И только дома, закрывшись на все замки, в объятиях собственных стен, я ощущаю себя в безопасности. И только здесь, вмиг обессилев, я оседаю на пол и позволяю себе расплакаться. Сейчас, сейчас, еще секунду... Слезы туманят глаза, сползают по щекам, по шее, промачивают блузку. Я даже не вытираю их, я просто сижу, глядя перед собой. Руки ноют, ноги кажутся ватными, а внизу живота болезненно пульсирует. Усилием воли заставляю себя оторваться от пола.
Горячий душ и вправду творит чудеса. Становится легче. Как будто вода, струясь по телу, вобрала в себя часть моей боли. Почувствовав свежесть, мышцы оживают. Я так тщательно натерлась мочалкой, что кожа немного зудит. Таблетка уже внутри, надеюсь, она подействует.
Большая квартира, когда-то любовно обставленная мною, сейчас выглядит неуютно и пусто. Как правило, я даже не включаю свет, предпочитая коротать вечера на кухне. Здесь же и сплю, разложив на диване простынь. Просто нет сил гулять по комнатам, где все, буквально все, напоминает мне о нас. Завариваю кофе. И пускай на улице уже темно. Плевать, до утра все равно не усну.
Мне вдруг отчаянно хочется поговорить с кем-то, услышать чей-то голос. Чей угодно! Хотя бы соседки снизу. Удушливой волной накатывает чувство одиночества. В телефонной книжке не так уж много имен. Родители после развода стали невыносимы. Анька, старшая сестра, недавно вышла замуж и укатила за границу. Лидка! Вот кто спасет меня в этот вечер. Подруга всегда берет трубку, даже сидя в туалете.
— Че делаешь? — говорю я, едва услышав ее «привет».
— Смотрю кино про лесбиянок. Что еще я могу делать в столь поздний час? — игриво отвечает Лидкин голос.
— Ну и как? — интересуюсь я, помешивая черный, как деготь, кофе.
— Да вообще! — восклицает Лидка, — Ты меня как раз прервала на самом интересном месте. Просто так звонишь, иль по делу?
— Без дела, просто так. Расскажи, про что фильм, может, тоже погляжу на сон грядущий, — отвечаю я, и Лидка послушно начинает пересказывать закрученный сюжет мелодрамы. Она, как заводной сверчок, стоит только подтолкнуть, способна без умолку тараторить часами, пока не опухнет прилипшее к трубке ухо.
— Ой, ладно, детка, я спать, — устало произносит подруга, словно это я ее заболтала, — у тебя все в порядке? Какой-то голос странный.
— Какой? — уточняю я.
— Ну, — Лидка размышляет, — такой загробный. Не заболела?
Я улыбаюсь про себя. Подруга в своем репертуаре.

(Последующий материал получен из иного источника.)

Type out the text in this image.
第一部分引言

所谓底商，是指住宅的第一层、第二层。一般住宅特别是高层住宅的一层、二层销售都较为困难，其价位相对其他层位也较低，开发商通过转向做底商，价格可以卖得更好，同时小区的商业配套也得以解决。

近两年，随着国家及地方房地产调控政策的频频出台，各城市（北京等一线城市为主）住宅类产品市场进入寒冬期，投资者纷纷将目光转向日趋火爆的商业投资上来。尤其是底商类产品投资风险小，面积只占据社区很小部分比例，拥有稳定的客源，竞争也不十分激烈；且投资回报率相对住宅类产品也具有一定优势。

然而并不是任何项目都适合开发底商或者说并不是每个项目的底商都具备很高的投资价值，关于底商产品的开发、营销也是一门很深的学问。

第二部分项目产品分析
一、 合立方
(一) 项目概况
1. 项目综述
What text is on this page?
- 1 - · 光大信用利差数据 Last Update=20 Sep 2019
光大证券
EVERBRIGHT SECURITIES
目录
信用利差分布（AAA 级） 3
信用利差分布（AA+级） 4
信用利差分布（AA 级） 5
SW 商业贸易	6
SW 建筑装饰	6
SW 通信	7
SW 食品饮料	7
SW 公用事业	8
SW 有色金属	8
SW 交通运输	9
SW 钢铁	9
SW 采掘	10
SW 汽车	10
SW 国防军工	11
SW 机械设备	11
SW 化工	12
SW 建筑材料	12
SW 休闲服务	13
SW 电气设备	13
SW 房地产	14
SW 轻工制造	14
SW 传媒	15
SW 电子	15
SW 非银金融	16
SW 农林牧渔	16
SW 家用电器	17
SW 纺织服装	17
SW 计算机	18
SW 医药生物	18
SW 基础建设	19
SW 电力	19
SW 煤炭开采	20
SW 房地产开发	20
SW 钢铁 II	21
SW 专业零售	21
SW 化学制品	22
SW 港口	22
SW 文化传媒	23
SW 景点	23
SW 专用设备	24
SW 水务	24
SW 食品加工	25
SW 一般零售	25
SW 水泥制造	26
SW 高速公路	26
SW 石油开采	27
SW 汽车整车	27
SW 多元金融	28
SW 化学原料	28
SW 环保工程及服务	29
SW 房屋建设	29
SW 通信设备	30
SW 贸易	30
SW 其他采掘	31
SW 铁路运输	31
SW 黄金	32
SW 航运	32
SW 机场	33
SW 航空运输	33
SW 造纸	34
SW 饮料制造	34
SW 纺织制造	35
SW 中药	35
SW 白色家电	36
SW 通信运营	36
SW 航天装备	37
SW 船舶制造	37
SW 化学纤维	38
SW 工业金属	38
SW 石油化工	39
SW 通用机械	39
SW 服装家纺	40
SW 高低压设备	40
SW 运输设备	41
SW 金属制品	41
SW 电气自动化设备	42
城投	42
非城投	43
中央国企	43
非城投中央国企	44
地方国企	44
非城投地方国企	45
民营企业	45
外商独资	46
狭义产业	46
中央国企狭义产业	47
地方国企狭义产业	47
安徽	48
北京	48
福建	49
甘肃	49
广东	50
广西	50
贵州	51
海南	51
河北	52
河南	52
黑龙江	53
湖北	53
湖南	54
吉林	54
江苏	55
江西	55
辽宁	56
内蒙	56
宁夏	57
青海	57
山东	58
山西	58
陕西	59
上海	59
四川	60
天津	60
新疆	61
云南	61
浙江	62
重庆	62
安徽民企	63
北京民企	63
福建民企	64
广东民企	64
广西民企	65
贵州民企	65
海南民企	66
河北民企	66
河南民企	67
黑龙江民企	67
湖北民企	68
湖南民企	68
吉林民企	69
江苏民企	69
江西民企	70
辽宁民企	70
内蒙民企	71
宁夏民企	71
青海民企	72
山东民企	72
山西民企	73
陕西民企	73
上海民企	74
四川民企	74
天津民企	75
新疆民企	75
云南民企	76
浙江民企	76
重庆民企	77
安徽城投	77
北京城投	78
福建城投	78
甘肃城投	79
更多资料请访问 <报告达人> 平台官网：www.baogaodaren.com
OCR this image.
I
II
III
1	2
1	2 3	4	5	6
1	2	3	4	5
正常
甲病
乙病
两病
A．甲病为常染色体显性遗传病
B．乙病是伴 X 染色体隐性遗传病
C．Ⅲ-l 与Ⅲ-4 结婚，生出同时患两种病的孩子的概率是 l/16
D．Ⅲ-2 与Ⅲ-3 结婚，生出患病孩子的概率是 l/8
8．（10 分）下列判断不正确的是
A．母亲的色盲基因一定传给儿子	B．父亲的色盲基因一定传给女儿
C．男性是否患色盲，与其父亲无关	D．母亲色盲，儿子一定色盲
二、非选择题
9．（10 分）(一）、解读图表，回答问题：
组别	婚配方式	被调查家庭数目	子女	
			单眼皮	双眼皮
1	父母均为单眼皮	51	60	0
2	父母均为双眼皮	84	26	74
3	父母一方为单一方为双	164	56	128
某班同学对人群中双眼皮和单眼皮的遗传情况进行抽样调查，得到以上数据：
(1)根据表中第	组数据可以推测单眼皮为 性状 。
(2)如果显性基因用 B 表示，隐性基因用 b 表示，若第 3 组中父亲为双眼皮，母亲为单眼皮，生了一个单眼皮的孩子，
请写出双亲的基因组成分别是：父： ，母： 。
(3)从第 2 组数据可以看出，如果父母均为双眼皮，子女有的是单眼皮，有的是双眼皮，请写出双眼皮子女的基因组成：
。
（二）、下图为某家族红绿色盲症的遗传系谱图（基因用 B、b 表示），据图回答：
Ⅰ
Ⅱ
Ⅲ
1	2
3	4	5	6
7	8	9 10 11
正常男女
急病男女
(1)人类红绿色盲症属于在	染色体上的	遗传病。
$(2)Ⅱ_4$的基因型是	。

Всегда умиляла ее непосредственность. Такая способность шутить, наперекор обстоятельствам.
— Нет, — усмехаюсь в ответ, — наверное, просто ты убаюкала меня своей трескотней. Ладно, спокойной. И сладких.
— И тебе, детка, — отвечает она, и кладет трубку.
Полегчало? Едва ли. Выпиваю залпом остатки кофе и включаю компьютер. На мониторе мерцают оповещения. Электронные билеты готовы, осталось только распечатать. Отлично! Хоть одна хорошая новость за день.
Несу свой ноут в зал, где в уголке стоит старый трудяга-принтер. Пока он жужжит, старательно выводя на бумаге расписание рейсов, я вдруг вижу фотографию. Она, в числе других, свадебных, семейных, памятных и прочих, стоит на камине. Вернее, это не камин вовсе, а лишь имитация.
Там, на залитой солнцем лесной опушке, щурясь его лучам, сидят двое мужчин. Различить их, пожалуй, была способна только родная мать. Двое из ларца! Оба худощавые, ладно слаженные, темноволосые. Правда, Артем всегда чуть уступал брату в росте. Не удивительно, ведь он младше. Всего лишь на пару секунд. И все-таки… Мне даже кажется, Тема специально изрисовал себе руки и спину, чтобы хоть чем-то отличаться. Максим любил подтрунивать, воображая, как его рисунки будут выглядеть на дряблом старческом теле.
— С чего ему быть дряблым? — возмущался Артем.
— Ну, ты же не работаешь над собой, — самодовольно хмыкал Макс.
— Ошибаешься, — отвечал брат, — я работаю, духовно.
Со временем их различия стали более очевидны. Максим всерьез увлекся плаванием, проводил много времени в бассейне, практиковал задержку дыхания. Артем же, предпочитал развлечения иного рода – клубы, выпивку, травку, упрямо игнорируя братские наставления. В конце концов, они оба были взрослыми людьми, ответственными за собственную жизнь. Одну половину своей Макс посветил дизайну, вторую был намерен отдать морю. Он увлекся дайвингом недавно, после отпуска в Египте. По приезду записался на курсы, с головой ушел в обучение, лишь изредка выныривая на поверхность, чтобы глотнуть свежего воздуха.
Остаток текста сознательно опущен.